In the late 1980s and early 1990s, the council became a leader in the spotted owl strategy. A coalition of environmental groups sued the U.S. Bureau of Land Management and the U.S. Forest Service, winning court orders stopping logging on vast reaches of federal forests in Washington, Oregon and Northern California to protect owl habitat.

President Clinton convened a forest summit in Portland to balance owls against jobs. The council argued that timber jobs were declining anyway because of automation and that standing forests were an economic asset, providing clean water and attracting businesses with employees who enjoyed the outdoors.

The lawsuits were resolved in 1994 by the Northwest Forest Plan, which reduced logging west of the Cascade Range by more than 80 percent, largely through creation of reserves for fish and wildlife habitat.
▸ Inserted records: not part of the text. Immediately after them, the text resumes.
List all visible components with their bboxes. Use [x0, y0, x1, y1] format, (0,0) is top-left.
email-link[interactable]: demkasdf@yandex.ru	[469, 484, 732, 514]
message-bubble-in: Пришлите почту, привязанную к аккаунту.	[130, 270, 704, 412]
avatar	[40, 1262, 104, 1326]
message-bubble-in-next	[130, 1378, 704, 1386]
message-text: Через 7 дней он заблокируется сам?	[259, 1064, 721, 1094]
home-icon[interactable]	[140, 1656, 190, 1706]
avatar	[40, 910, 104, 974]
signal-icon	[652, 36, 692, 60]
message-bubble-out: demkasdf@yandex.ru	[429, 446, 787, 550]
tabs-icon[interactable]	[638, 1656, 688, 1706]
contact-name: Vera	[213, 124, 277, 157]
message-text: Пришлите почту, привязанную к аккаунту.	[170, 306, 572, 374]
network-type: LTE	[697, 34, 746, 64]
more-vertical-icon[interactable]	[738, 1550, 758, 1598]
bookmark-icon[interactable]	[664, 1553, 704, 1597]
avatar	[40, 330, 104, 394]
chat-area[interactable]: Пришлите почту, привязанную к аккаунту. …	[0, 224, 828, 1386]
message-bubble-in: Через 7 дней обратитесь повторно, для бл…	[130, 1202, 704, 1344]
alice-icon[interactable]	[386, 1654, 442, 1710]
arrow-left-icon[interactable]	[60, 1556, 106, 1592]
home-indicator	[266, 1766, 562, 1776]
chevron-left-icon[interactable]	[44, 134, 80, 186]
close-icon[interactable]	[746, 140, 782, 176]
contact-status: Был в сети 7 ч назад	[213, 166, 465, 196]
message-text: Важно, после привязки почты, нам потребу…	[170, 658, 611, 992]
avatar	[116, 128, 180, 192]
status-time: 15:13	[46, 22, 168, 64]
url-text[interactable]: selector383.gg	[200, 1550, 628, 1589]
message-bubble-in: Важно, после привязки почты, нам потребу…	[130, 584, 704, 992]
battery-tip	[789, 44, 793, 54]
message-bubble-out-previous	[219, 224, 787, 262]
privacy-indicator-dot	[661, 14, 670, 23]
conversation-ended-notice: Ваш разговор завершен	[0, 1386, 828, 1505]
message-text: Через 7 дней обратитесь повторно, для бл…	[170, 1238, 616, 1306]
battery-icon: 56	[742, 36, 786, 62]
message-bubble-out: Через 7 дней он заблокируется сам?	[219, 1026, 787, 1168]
The council also was involved in legislation creating millions of acres of wilderness and the Hells Canyon Wilderness-National Recreation Area. It worked to stop geothermal development from encroaching on Crater Lake National Park, to halt completion of Elk Creek Dam on a tributary of the Rogue River, to pass a ballot measure protecting 1,500 miles of Oregon rivers and to ban offshore oil and gas drilling.

Many do not see these as victories.

Coos County Commissioner John Griffith, a former logger and newspaper reporter who surfs, fly-fishes and skin-dives in his spare time, sees the council's achievement as "shutting down rural economies" that depend on natural resources.

"They are very successful at influencing the thinking of people who largely have very limited understanding of nature and what's involved in responsibly bringing essential raw materials to society," Griffith said.